Kassel noted that designers have more freedom now to experiment with a certain aesthetic. "Michael Kors, Calvin, Ralph didn't have the benefit of CFDA Vogue Fashion Fund and the other various support systems behind them that young designers do today which allows them to take greater risks."
The CFDA has played a huge role in that, Tisch said. "Upcoming American designers have a great point of view and the CFDA has been crucial in getting them to that place because it’s a business -- it’s a really hard business. When you see a small brand struggle to get off the ground you realize why you need that support," she said. "These designers have more freedom to experiment a bit and we're seeing a huge emerging talent that we haven't seen in a long time."
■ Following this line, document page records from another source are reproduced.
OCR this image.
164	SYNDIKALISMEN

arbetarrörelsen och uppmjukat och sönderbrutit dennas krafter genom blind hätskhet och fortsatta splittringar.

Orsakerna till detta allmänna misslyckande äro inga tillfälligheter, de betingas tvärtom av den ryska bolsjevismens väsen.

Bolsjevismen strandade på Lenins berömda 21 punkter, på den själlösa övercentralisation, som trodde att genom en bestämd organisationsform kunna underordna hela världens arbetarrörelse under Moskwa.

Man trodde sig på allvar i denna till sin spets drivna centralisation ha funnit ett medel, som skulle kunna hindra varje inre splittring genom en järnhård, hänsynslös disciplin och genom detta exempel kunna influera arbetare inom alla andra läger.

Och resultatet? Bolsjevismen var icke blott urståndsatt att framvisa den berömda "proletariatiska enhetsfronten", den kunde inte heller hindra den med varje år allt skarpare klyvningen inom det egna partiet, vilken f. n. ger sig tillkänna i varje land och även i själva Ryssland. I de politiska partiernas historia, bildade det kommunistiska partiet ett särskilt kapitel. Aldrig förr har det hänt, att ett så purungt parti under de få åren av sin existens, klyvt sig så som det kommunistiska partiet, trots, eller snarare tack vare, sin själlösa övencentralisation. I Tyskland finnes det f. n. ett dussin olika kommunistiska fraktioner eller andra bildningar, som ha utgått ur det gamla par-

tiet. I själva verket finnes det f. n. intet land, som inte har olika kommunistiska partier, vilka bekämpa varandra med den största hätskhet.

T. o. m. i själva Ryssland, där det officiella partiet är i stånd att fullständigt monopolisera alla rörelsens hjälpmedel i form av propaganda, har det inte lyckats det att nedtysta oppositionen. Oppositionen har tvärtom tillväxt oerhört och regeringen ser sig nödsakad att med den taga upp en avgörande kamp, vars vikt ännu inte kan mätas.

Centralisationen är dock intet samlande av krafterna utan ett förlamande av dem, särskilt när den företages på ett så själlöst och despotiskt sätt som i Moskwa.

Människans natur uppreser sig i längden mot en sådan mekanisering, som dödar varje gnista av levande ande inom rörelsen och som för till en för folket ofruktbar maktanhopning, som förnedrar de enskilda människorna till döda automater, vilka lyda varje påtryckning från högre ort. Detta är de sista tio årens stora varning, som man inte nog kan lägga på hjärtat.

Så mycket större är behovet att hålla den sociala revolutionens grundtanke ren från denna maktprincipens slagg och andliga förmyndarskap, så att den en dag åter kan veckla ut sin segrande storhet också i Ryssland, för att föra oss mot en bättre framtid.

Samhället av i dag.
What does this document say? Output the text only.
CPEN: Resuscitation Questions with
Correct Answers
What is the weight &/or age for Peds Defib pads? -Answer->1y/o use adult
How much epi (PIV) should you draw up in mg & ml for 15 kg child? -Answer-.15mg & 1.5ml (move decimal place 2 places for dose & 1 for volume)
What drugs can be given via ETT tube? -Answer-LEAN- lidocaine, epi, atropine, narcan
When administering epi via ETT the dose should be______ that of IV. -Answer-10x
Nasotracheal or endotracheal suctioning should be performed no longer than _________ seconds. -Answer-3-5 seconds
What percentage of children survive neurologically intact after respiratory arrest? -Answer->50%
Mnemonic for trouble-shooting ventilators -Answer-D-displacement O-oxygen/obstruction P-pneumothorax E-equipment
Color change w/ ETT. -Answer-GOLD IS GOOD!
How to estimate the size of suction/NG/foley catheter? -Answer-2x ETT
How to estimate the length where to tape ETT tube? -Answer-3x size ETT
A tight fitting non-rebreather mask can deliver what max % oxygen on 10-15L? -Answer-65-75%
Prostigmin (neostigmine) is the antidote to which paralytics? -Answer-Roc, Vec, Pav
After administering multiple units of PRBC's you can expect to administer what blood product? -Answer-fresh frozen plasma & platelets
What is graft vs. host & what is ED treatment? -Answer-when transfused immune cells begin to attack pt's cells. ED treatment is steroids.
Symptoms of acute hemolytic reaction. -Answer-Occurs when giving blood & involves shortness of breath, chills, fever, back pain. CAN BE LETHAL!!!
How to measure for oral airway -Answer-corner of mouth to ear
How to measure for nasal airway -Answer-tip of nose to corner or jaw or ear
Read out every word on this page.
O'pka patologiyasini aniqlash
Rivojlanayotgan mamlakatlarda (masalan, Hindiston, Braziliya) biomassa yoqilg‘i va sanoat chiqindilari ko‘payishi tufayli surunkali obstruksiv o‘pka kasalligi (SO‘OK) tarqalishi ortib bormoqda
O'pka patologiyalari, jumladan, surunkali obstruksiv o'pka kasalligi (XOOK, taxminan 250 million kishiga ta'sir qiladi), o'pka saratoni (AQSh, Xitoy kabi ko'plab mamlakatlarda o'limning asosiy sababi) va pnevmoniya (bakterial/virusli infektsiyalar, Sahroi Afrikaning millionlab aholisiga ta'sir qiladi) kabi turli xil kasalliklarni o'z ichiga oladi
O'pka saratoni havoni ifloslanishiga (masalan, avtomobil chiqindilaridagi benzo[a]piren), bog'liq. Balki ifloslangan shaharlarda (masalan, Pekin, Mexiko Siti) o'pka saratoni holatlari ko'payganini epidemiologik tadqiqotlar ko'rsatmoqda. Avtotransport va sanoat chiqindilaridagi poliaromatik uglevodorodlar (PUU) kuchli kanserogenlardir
Tisch and Kassel also spoke about the importance of having strong women designers -- they, after all, know what it's like to be inside the clothes. "Maybe if your fabric is itchy you don't care, but if someone puts it on and says, 'Ew get this off me,' maybe you should want to know," Kassel said. Tisch added, "We still see men designers with skirts up to here."
In their own closets, Kassel and Tisch are looking forward to curating more brands they've come to know and love, but are on the hunt for specifics this fall: Kassel wants a great cape and Tisch just wants some cool boots. As far as Medine's concerned, she just wants more cargo pockets -- "everywhere." She also said, “I'm really into the Tome guys. They conceal women in all the right ways -- huge culottes and big blouses that are open in all sorts of funny places."